Bom, a vida é uma verdadeira pregadora de peças. Às vezes até prega as peças com pregos errados e, vez ou outra, esses pregos errados acabam dando certo após muitas marteladas. É preciso ter paciência e preparar o couro, porque só os que têm muita sorte alcançam um objetivo sem levarem marteladas e chineladas. Então, vou mostrar para vocês o "mestrado" em serviço subalterno fora do nosso país de todas as pessoas das diversas regiões, com diplomas de graduação, pós, mestrado ou até sem nenhum diploma. Pessoas com passagem por grandes empresas, onde ocupavam cargos relevantes ou vindas do cabo da enxada mesmo. Todo dia chega gente assim. Não estou falando das pessoas que vêm para melhorar a língua, adquirirem experiência ou trabalharem nas suas profissões não, porque, dessa forma, arrancar-lhes o couro não fica a cargo do trabalho, mas da saudade apenas. Estou falando das pessoas que, por contingências da vida, perderam seus cargos, ficaram sem um meio de sobrevivência e, sem opção, vieram cursar os seus mestrados em faxina, em lavar pratos, servir mesas, etc., com uma carga horária muito superior àquela em que estavam acostumadas no seu próprio país, trabalhando em pé todo o dia e grande parte da noite, ganhando no final da jornada dores nas pernas, pés inchados e os ossos moídos.
Tem que ser muito forte pra aguentar tudo isso e mais forte ainda pra desistir e voltar atrás, tendo em vista o caos pelo qual o nosso país está passando. Pois é… Muitas dessas pessoas têm em comum os diplomas engavetados e seus currículos substituídos pela experiência que seus pais lhes proporcionaram (ou não), em passar roupa, limpar casa, lavar pratos... É aqui também que aquelas que se candidatam a uma vaga de babá utilizam o aprendizado adquirido ao cuidar do irmão mais novo. E assim o tempo vai ficando curto pra correr atrás do sonho, porque correr atrás dele demanda tempo e é preciso usar todo ele pra se sustentar. A realidade te obriga a pegar o que vem na frente, e aí você muda os planos e vai percebendo aos poucos que os assuntos passam a ser outros, quando percebe que não tem mais com quem conversar sobre o que realmente você entende e sente falta. O papo agora gira em torno de produtos de limpeza, a caca do cachorro da patroa que você tem que limpar, a merreca de gorjeta do cliente chato que você teve que suportar, a cara de felicidade que você tem que ensaiar dia após dia pra quando a patroa elogiar sua faxina e te indicar pra outra pessoa, porque isso significa que você é boa mesmo na coisa.

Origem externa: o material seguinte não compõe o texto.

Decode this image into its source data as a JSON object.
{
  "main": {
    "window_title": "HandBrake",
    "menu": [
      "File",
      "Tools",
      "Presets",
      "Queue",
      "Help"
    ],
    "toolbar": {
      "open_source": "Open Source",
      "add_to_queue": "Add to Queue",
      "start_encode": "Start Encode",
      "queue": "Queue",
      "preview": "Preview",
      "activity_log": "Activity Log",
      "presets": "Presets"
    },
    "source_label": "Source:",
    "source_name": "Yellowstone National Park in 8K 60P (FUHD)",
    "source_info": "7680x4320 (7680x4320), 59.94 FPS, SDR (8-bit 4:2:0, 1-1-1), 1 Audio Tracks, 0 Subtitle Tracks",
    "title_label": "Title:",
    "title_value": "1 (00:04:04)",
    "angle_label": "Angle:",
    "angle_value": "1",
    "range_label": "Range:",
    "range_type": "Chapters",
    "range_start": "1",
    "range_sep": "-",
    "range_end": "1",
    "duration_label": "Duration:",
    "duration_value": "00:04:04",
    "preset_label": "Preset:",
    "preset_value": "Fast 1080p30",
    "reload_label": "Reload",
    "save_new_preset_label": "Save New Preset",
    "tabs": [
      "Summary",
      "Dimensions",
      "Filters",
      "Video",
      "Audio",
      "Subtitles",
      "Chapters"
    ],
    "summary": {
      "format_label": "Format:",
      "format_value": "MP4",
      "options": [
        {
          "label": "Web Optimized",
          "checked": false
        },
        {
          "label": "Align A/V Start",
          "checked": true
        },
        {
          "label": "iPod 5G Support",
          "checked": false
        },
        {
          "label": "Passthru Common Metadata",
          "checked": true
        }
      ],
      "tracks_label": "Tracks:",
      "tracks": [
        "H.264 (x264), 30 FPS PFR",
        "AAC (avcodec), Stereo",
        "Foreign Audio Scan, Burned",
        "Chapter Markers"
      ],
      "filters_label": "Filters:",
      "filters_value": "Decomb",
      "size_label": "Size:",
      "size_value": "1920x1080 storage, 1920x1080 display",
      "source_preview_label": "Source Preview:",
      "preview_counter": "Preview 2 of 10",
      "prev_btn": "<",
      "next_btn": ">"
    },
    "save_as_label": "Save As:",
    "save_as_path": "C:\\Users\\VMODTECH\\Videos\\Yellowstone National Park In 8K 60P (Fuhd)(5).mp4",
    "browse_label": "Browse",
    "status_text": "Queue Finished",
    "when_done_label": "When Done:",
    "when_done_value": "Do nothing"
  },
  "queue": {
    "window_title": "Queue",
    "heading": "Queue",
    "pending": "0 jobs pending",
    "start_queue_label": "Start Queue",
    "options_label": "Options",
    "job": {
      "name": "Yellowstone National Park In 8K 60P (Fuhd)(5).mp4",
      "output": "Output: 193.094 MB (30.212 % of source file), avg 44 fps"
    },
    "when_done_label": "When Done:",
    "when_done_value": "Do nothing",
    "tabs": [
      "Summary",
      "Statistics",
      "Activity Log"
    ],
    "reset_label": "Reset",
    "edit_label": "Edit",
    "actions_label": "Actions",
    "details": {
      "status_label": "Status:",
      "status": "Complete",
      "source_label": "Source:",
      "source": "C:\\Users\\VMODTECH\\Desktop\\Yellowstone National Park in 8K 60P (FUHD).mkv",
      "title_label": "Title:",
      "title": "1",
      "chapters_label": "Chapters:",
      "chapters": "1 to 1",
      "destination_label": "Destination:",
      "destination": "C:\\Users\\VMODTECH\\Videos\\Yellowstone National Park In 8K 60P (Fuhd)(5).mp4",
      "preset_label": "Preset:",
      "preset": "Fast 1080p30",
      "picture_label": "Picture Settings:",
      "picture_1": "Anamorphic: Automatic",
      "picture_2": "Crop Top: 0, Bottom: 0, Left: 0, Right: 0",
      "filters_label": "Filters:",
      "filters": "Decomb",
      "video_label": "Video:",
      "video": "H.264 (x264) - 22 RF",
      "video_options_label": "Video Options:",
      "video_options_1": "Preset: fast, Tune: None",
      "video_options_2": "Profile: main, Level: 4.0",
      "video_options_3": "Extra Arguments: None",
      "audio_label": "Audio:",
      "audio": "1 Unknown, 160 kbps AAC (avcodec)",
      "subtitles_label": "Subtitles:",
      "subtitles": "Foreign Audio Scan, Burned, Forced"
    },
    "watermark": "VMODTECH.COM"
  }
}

Você fica grata, feliz, porque precisa, mas ao mesmo tempo sua autoestima vai pelo ralo, porque você se pergunta se é só pra osso que você serve mesmo. Mas, no fim, você aprende muito mais do que limpar e servir. Você aprende a olhar para o outro. Nunca mais você vai fazer mimimi dentro de um restaurante por causa de uma mancha no copo. Se você reclamar, nunca mais será para o dono ou gerente, porque você aprendeu o que custa para o garçom uma reclamação do cliente. No mínimo, você poderá chamar o garçom em particular para alertá-lo com paciência e educação. Ah! E tem mais! Às vezes você consegue um biquinho aqui e ali, na sua área, como a exemplo, aquela mocinha com quem você deu de cara no metrô, com cara de modelo saída de revista de alta costura. Então... Por debaixo dos panos, é inacreditável o trabalho que ela dá conta de fazer para continuar na luta pelo grande sonho de ser modelo de passarela ou de revista de verdade.
Bem diferente das fotos no Facebook
Tem muita gente que nem conta pra ninguém o tipo de trabalho a que se sujeita fora do país. Eu sou uma. É a primeira vez que estou falando disso, mas não é por desmerecer o trabalho que chamamos de “subalterno” não, porque é dele que sai nosso sustento e costuma ser muito maior do que o de pessoas que passam o dia num escritório. A gente não fala porque estar fazendo algo abaixo da nossa capacidade nos coloca meio pra baixo, sim. No Facebook tudo parece incrível, porque qualquer um transforma a vida em glamour, quando na verdade só teve mesmo um ou outro momento glamouroso.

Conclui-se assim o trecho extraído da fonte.